Berufsrechtliche Vorgaben für Ärzte
Neben der ZPO regeln auch berufsrechtliche Vorschriften die Gutachtenerstellung. So definiert z.B. § 25 der Berufsordnung der Ärztekammer Berlin Pflichten für Ärztinnen und Ärzte, die zur Erstellung eines Gutachtens verpflichtet sind oder die einen Gutachtenauftrag übernommen haben.
- Ärztliche Gutachten müssen sorgfältig und nach bestem Wissen erstellt werden.
- Fristen für die Gutachtenerstellung müssen eingehalten werden.
Ein Verstoß gegen die Pflicht zu Gutachtenerstellung kann also gleichzeitig einen Verstoß gegen das ärztliche Berufsrecht darstellen, den die Ärztekammer ahnden kann.
Welche Verpflichtungen habe ich als Gutachter noch?
Weitere Pflichten des Sachverständigen regelt § 407a der ZPO. Danach hat der Sachverständige u.a. unverzüglich zu prüfen, ob der Auftrag in sein Fachgebiet fällt und ohne die Hinzuziehung weiterer Sachverständiger sowie innerhalb der vom Gericht gesetzten Frist erledigt werden kann. Auch das Gericht setzt Fristen zur Erstattung des Gutachtens. Versäumt der Sachverständige die Frist, kann das Gericht unter Setzung einer Nachfrist ein Ordnungsgeld androhen (§ 411 ZPO). Dieses kann bis zu 3.000 EUR betragen und auch ein zweites Mal festgesetzt werden.

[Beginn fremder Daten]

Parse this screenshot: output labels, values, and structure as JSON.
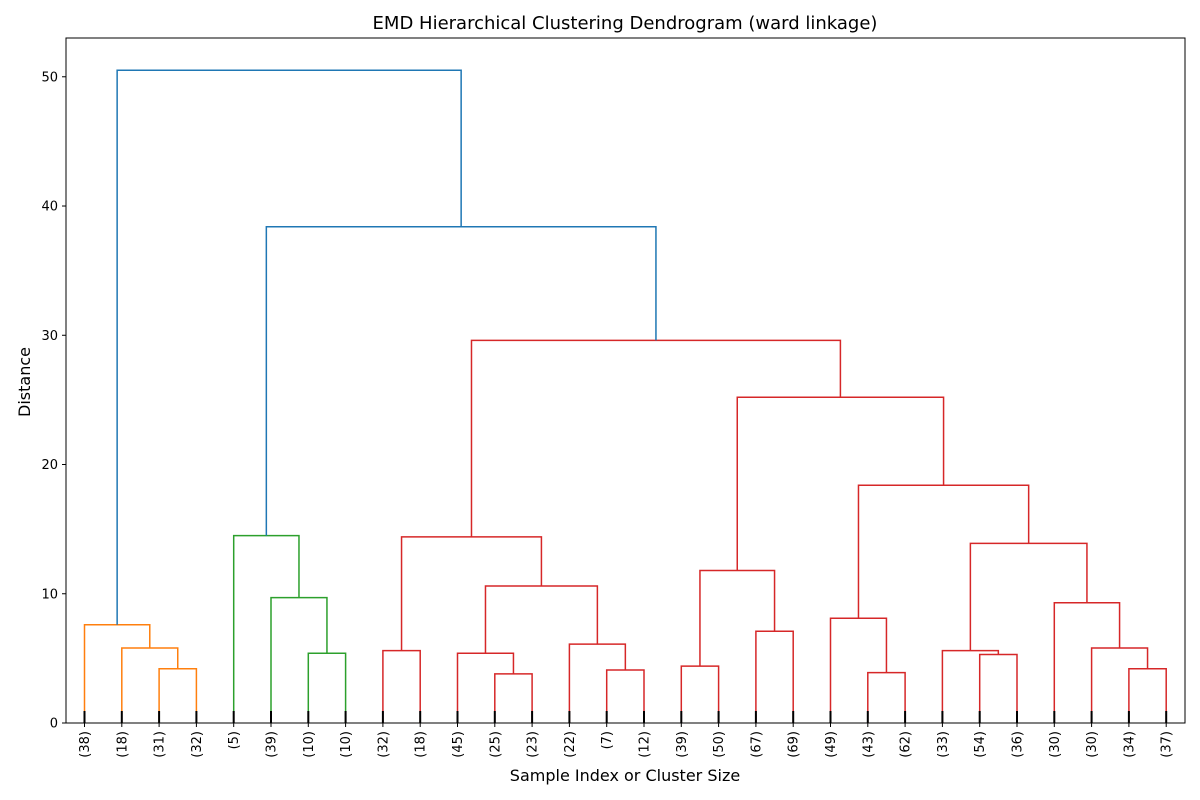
{
  "chart_data": {
    "type": "dendrogram",
    "title": "EMD Hierarchical Clustering Dendrogram (ward linkage)",
    "xlabel": "Sample Index or Cluster Size",
    "ylabel": "Distance",
    "ylim": [
      0,
      53
    ],
    "yticks": [
      0,
      10,
      20,
      30,
      40,
      50
    ],
    "grid": false,
    "colors": {
      "root": "#1f77b4",
      "cluster_orange": "#ff7f0e",
      "cluster_green": "#2ca02c",
      "cluster_red": "#d62728"
    },
    "leaves": [
      "(38)",
      "(18)",
      "(31)",
      "(32)",
      "(5)",
      "(39)",
      "(10)",
      "(10)",
      "(32)",
      "(18)",
      "(45)",
      "(25)",
      "(23)",
      "(22)",
      "(7)",
      "(12)",
      "(39)",
      "(50)",
      "(67)",
      "(69)",
      "(49)",
      "(43)",
      "(62)",
      "(33)",
      "(54)",
      "(36)",
      "(30)",
      "(30)",
      "(34)",
      "(37)"
    ],
    "merges": [
      {
        "a": "L2",
        "b": "L3",
        "height": 4.2,
        "color": "cluster_orange"
      },
      {
        "a": "L1",
        "b": "M0",
        "height": 5.8,
        "color": "cluster_orange"
      },
      {
        "a": "L0",
        "b": "M1",
        "height": 7.6,
        "color": "cluster_orange"
      },
      {
        "a": "L6",
        "b": "L7",
        "height": 5.4,
        "color": "cluster_green"
      },
      {
        "a": "L5",
        "b": "M3",
        "height": 9.7,
        "color": "cluster_green"
      },
      {
        "a": "L4",
        "b": "M4",
        "height": 14.5,
        "color": "cluster_green"
      },
      {
        "a": "L8",
        "b": "L9",
        "height": 5.6,
        "color": "cluster_red"
      },
      {
        "a": "L11",
        "b": "L12",
        "height": 3.8,
        "color": "cluster_red"
      },
      {
        "a": "L10",
        "b": "M7",
        "height": 5.4,
        "color": "cluster_red"
      },
      {
        "a": "L14",
        "b": "L15",
        "height": 4.1,
        "color": "cluster_red"
      },
      {
        "a": "L13",
        "b": "M9",
        "height": 6.1,
        "color": "cluster_red"
      },
      {
        "a": "M8",
        "b": "M10",
        "height": 10.6,
        "color": "cluster_red"
      },
      {
        "a": "M6",
        "b": "M11",
        "height": 14.4,
        "color": "cluster_red"
      },
      {
        "a": "L16",
        "b": "L17",
        "height": 4.4,
        "color": "cluster_red"
      },
      {
        "a": "L18",
        "b": "L19",
        "height": 7.1,
        "color": "cluster_red"
      },
      {
        "a": "M13",
        "b": "M14",
        "height": 11.8,
        "color": "cluster_red"
      },
      {
        "a": "L21",
        "b": "L22",
        "height": 3.9,
        "color": "cluster_red"
      },
      {
        "a": "L20",
        "b": "M16",
        "height": 8.1,
        "color": "cluster_red"
      },
      {
        "a": "L24",
        "b": "L25",
        "height": 5.3,
        "color": "cluster_red"
      },
      {
        "a": "L23",
        "b": "M18",
        "height": 5.6,
        "color": "cluster_red"
      },
      {
        "a": "L28",
        "b": "L29",
        "height": 4.2,
        "color": "cluster_red"
      },
      {
        "a": "L27",
        "b": "M20",
        "height": 5.8,
        "color": "cluster_red"
      },
      {
        "a": "L26",
        "b": "M21",
        "height": 9.3,
        "color": "cluster_red"
      },
      {
        "a": "M19",
        "b": "M22",
        "height": 13.9,
        "color": "cluster_red"
      },
      {
        "a": "M17",
        "b": "M23",
        "height": 18.4,
        "color": "cluster_red"
      },
      {
        "a": "M15",
        "b": "M24",
        "height": 25.2,
        "color": "cluster_red"
      },
      {
        "a": "M12",
        "b": "M25",
        "height": 29.6,
        "color": "cluster_red"
      },
      {
        "a": "M5",
        "b": "M26",
        "height": 38.4,
        "color": "root"
      },
      {
        "a": "M2",
        "b": "M27",
        "height": 50.5,
        "color": "root"
      }
    ]
  }
}
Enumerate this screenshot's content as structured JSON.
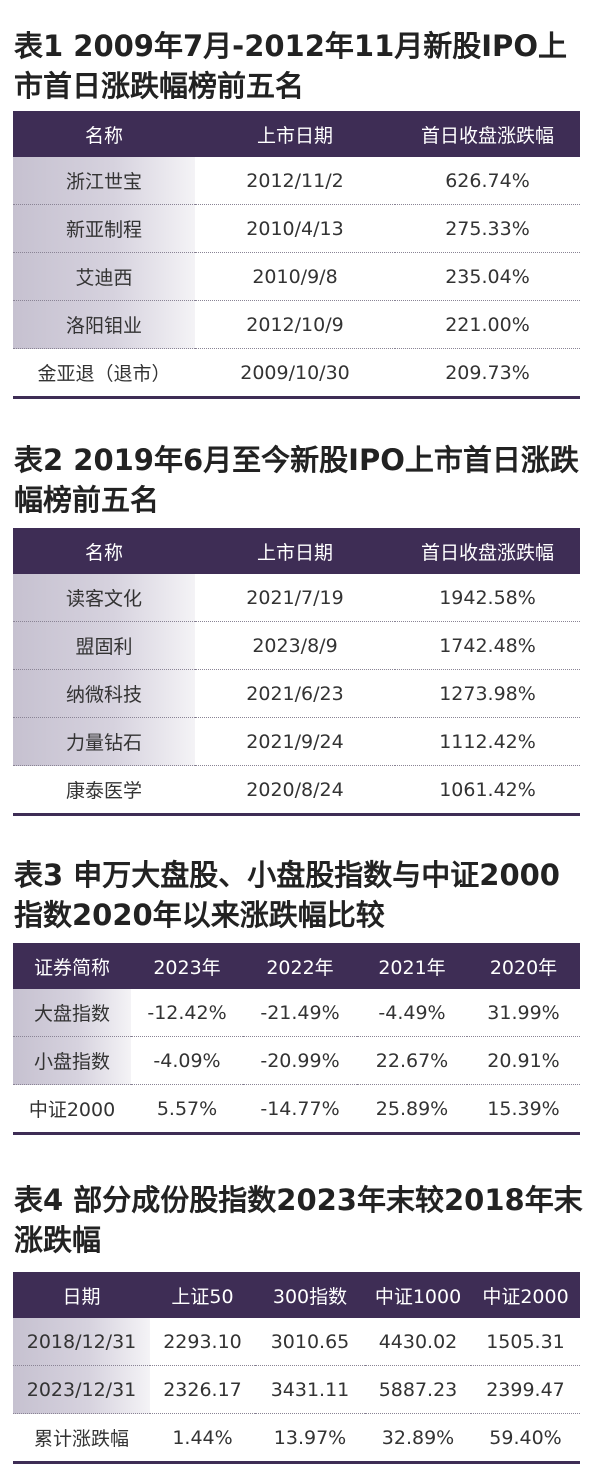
{
  "table1": {
    "title": "表1  2009年7月-2012年11月新股IPO上市首日涨跌幅榜前五名",
    "headers": [
      "名称",
      "上市日期",
      "首日收盘涨跌幅"
    ],
    "rows": [
      [
        "浙江世宝",
        "2012/11/2",
        "626.74%"
      ],
      [
        "新亚制程",
        "2010/4/13",
        "275.33%"
      ],
      [
        "艾迪西",
        "2010/9/8",
        "235.04%"
      ],
      [
        "洛阳钼业",
        "2012/10/9",
        "221.00%"
      ],
      [
        "金亚退（退市）",
        "2009/10/30",
        "209.73%"
      ]
    ]
  },
  "table2": {
    "title": "表2  2019年6月至今新股IPO上市首日涨跌幅榜前五名",
    "headers": [
      "名称",
      "上市日期",
      "首日收盘涨跌幅"
    ],
    "rows": [
      [
        "读客文化",
        "2021/7/19",
        "1942.58%"
      ],
      [
        "盟固利",
        "2023/8/9",
        "1742.48%"
      ],
      [
        "纳微科技",
        "2021/6/23",
        "1273.98%"
      ],
      [
        "力量钻石",
        "2021/9/24",
        "1112.42%"
      ],
      [
        "康泰医学",
        "2020/8/24",
        "1061.42%"
      ]
    ]
  },
  "table3": {
    "title": "表3  申万大盘股、小盘股指数与中证2000指数2020年以来涨跌幅比较",
    "headers": [
      "证券简称",
      "2023年",
      "2022年",
      "2021年",
      "2020年"
    ],
    "rows": [
      [
        "大盘指数",
        "-12.42%",
        "-21.49%",
        "-4.49%",
        "31.99%"
      ],
      [
        "小盘指数",
        "-4.09%",
        "-20.99%",
        "22.67%",
        "20.91%"
      ],
      [
        "中证2000",
        "5.57%",
        "-14.77%",
        "25.89%",
        "15.39%"
      ]
    ]
  },
  "table4": {
    "title": "表4  部分成份股指数2023年末较2018年末涨跌幅",
    "headers": [
      "日期",
      "上证50",
      "300指数",
      "中证1000",
      "中证2000"
    ],
    "rows": [
      [
        "2018/12/31",
        "2293.10",
        "3010.65",
        "4430.02",
        "1505.31"
      ],
      [
        "2023/12/31",
        "2326.17",
        "3431.11",
        "5887.23",
        "2399.47"
      ],
      [
        "累计涨跌幅",
        "1.44%",
        "13.97%",
        "32.89%",
        "59.40%"
      ]
    ]
  }
}
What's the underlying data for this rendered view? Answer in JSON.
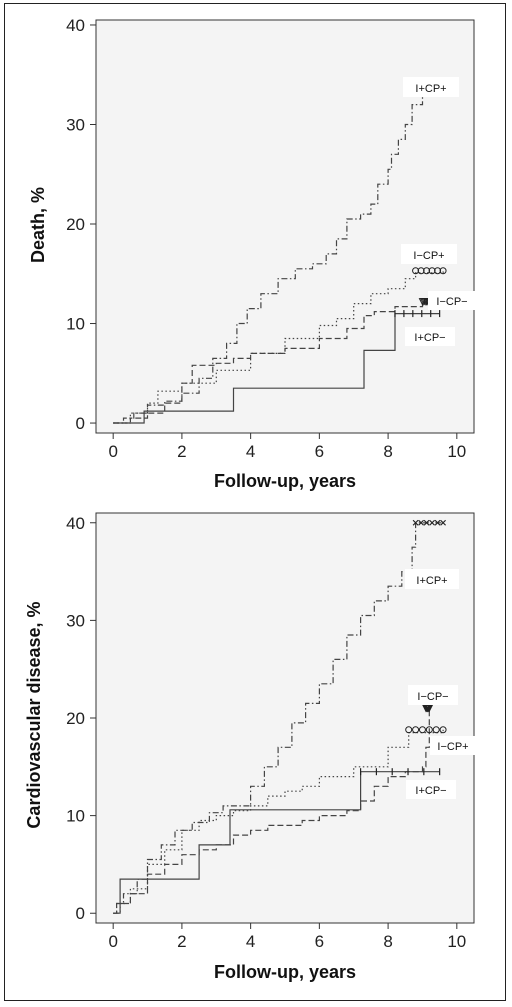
{
  "chart_data": [
    {
      "type": "line",
      "step": true,
      "title": "",
      "xlabel": "Follow-up, years",
      "ylabel": "Death, %",
      "xlim": [
        -0.5,
        10.5
      ],
      "ylim": [
        -1,
        40.5
      ],
      "xticks": [
        0,
        2,
        4,
        6,
        8,
        10
      ],
      "yticks": [
        0,
        10,
        20,
        30,
        40
      ],
      "grid": false,
      "series": [
        {
          "name": "I+CP+",
          "style": "dashdot",
          "marker": "x",
          "points": [
            [
              0,
              0
            ],
            [
              0.3,
              0.5
            ],
            [
              0.6,
              1
            ],
            [
              1,
              1.8
            ],
            [
              1.5,
              2.2
            ],
            [
              2,
              3
            ],
            [
              2.5,
              4.5
            ],
            [
              2.9,
              6.5
            ],
            [
              3.3,
              8
            ],
            [
              3.6,
              10
            ],
            [
              3.9,
              11.5
            ],
            [
              4.3,
              13
            ],
            [
              4.8,
              14.5
            ],
            [
              5.3,
              15.5
            ],
            [
              5.8,
              16
            ],
            [
              6.2,
              17
            ],
            [
              6.5,
              18.5
            ],
            [
              6.8,
              20.5
            ],
            [
              7.2,
              21
            ],
            [
              7.5,
              22
            ],
            [
              7.7,
              24
            ],
            [
              8,
              25.5
            ],
            [
              8.1,
              27
            ],
            [
              8.3,
              28.5
            ],
            [
              8.5,
              30
            ],
            [
              8.7,
              32
            ],
            [
              9,
              34
            ],
            [
              9.6,
              34.3
            ]
          ]
        },
        {
          "name": "I−CP+",
          "style": "dotted",
          "marker": "o",
          "points": [
            [
              0,
              0
            ],
            [
              0.5,
              1
            ],
            [
              1,
              2
            ],
            [
              1.3,
              3.2
            ],
            [
              2,
              4
            ],
            [
              3,
              5.3
            ],
            [
              4,
              7
            ],
            [
              5,
              8.5
            ],
            [
              6,
              9.8
            ],
            [
              6.5,
              10.5
            ],
            [
              7,
              12
            ],
            [
              7.5,
              13
            ],
            [
              8,
              13.5
            ],
            [
              8.5,
              14.5
            ],
            [
              8.8,
              15.1
            ],
            [
              9.6,
              15.3
            ]
          ]
        },
        {
          "name": "I−CP−",
          "style": "dashed",
          "marker": "triangle",
          "points": [
            [
              0,
              0
            ],
            [
              0.5,
              0.5
            ],
            [
              1,
              1
            ],
            [
              1.5,
              2
            ],
            [
              2,
              4
            ],
            [
              2.3,
              5.8
            ],
            [
              3,
              6
            ],
            [
              3.5,
              6.5
            ],
            [
              4,
              7
            ],
            [
              5,
              7.5
            ],
            [
              6,
              8.5
            ],
            [
              6.8,
              9.5
            ],
            [
              7.3,
              10.8
            ],
            [
              7.6,
              11.2
            ],
            [
              8.2,
              11.7
            ],
            [
              9,
              12
            ],
            [
              9.2,
              12.2
            ]
          ]
        },
        {
          "name": "I+CP−",
          "style": "solid",
          "marker": "plus",
          "points": [
            [
              0,
              0
            ],
            [
              0.9,
              0
            ],
            [
              0.9,
              1.2
            ],
            [
              3.5,
              1.2
            ],
            [
              3.5,
              3.5
            ],
            [
              7.3,
              3.5
            ],
            [
              7.3,
              7.3
            ],
            [
              8.2,
              7.3
            ],
            [
              8.2,
              11
            ],
            [
              9.5,
              11
            ]
          ]
        }
      ]
    },
    {
      "type": "line",
      "step": true,
      "title": "",
      "xlabel": "Follow-up, years",
      "ylabel": "Cardiovascular disease, %",
      "xlim": [
        -0.5,
        10.5
      ],
      "ylim": [
        -1,
        41
      ],
      "xticks": [
        0,
        2,
        4,
        6,
        8,
        10
      ],
      "yticks": [
        0,
        10,
        20,
        30,
        40
      ],
      "grid": false,
      "series": [
        {
          "name": "I+CP+",
          "style": "dashdot",
          "marker": "x",
          "points": [
            [
              0,
              0
            ],
            [
              0.1,
              1
            ],
            [
              0.3,
              2
            ],
            [
              0.7,
              3.5
            ],
            [
              1,
              5.5
            ],
            [
              1.4,
              7
            ],
            [
              1.8,
              8.5
            ],
            [
              2.3,
              9.3
            ],
            [
              2.8,
              10.3
            ],
            [
              3.2,
              11
            ],
            [
              3.8,
              11
            ],
            [
              4,
              13
            ],
            [
              4.4,
              15
            ],
            [
              4.8,
              17
            ],
            [
              5.2,
              19.5
            ],
            [
              5.6,
              21.5
            ],
            [
              6,
              23.5
            ],
            [
              6.4,
              26
            ],
            [
              6.8,
              28.5
            ],
            [
              7.2,
              30.5
            ],
            [
              7.6,
              32
            ],
            [
              8.0,
              33.5
            ],
            [
              8.4,
              35
            ],
            [
              8.7,
              37.5
            ],
            [
              8.8,
              40
            ],
            [
              9.6,
              40
            ]
          ]
        },
        {
          "name": "I−CP−",
          "style": "dashed",
          "marker": "triangle",
          "points": [
            [
              0,
              0
            ],
            [
              0.1,
              1
            ],
            [
              0.5,
              2
            ],
            [
              1,
              4
            ],
            [
              1.5,
              5
            ],
            [
              2,
              6
            ],
            [
              2.5,
              6.5
            ],
            [
              3,
              7
            ],
            [
              3.5,
              8
            ],
            [
              4,
              8.5
            ],
            [
              4.5,
              9
            ],
            [
              5,
              9
            ],
            [
              5.5,
              9.5
            ],
            [
              6,
              10
            ],
            [
              6.8,
              10.5
            ],
            [
              7.2,
              11.5
            ],
            [
              7.6,
              13
            ],
            [
              8,
              14
            ],
            [
              8.5,
              14.5
            ],
            [
              9,
              15
            ],
            [
              9.1,
              17
            ],
            [
              9.2,
              21
            ]
          ]
        },
        {
          "name": "I−CP+",
          "style": "dotted",
          "marker": "o",
          "points": [
            [
              0,
              0
            ],
            [
              0.2,
              1
            ],
            [
              0.5,
              2.5
            ],
            [
              1,
              5
            ],
            [
              1.5,
              6.5
            ],
            [
              2,
              8.5
            ],
            [
              2.5,
              9.5
            ],
            [
              3,
              10
            ],
            [
              3.5,
              10.5
            ],
            [
              4,
              11
            ],
            [
              4.5,
              12
            ],
            [
              5,
              12.5
            ],
            [
              5.5,
              13
            ],
            [
              6,
              14
            ],
            [
              7,
              15
            ],
            [
              8,
              17
            ],
            [
              8.6,
              18.5
            ],
            [
              9.6,
              18.8
            ]
          ]
        },
        {
          "name": "I+CP−",
          "style": "solid",
          "marker": "plus",
          "points": [
            [
              0,
              0
            ],
            [
              0.2,
              0
            ],
            [
              0.2,
              3.5
            ],
            [
              2.5,
              3.5
            ],
            [
              2.5,
              7
            ],
            [
              3.4,
              7
            ],
            [
              3.4,
              10.6
            ],
            [
              7.2,
              10.6
            ],
            [
              7.2,
              14.5
            ],
            [
              9.5,
              14.5
            ]
          ]
        }
      ]
    }
  ],
  "labels": {
    "p1": {
      "a": "I+CP+",
      "b": "I−CP+",
      "c": "I−CP−",
      "d": "I+CP−"
    },
    "p2": {
      "a": "I+CP+",
      "b": "I−CP−",
      "c": "I−CP+",
      "d": "I+CP−"
    }
  }
}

Kann ich ein Gutachten ablehnen?
Einige Umstände können zur Ablehnung eines Gutachtenauftrags führen. Laut § 408 ZPO kann eine Entbindung von der Verpflichtung in folgenden Fällen erfolgen:
- Fehlende Fachkenntnis für die spezifische Fragestellung.
- Überlastung durch anderweitige berufliche Verpflichtungen.
- Befangenheit oder Interessenkonflikte.
- Hohes Alter oder gesundheitliche Einschränkungen.
Wichtig: Die Ablehnung sollte zeitnah und mit einer plausiblen Begründung an das Gericht kommuniziert werden.
Praxis-Tipp: So reagieren Sie richtig auf einen Gutachtenauftrag
- Schnelle Prüfung: Ist das Gutachten fachlich und zeitlich machbar?
- Rechtzeitige Rückmeldung: Falls Ablehnungsgründe bestehen, umgehend beim Gericht melden.
- Sorgfältige Gutachtenerstellung: Falls die Verpflichtung besteht, müssen Fristen eingehalten und die Begutachtung gewissenhaft durchgeführt werden.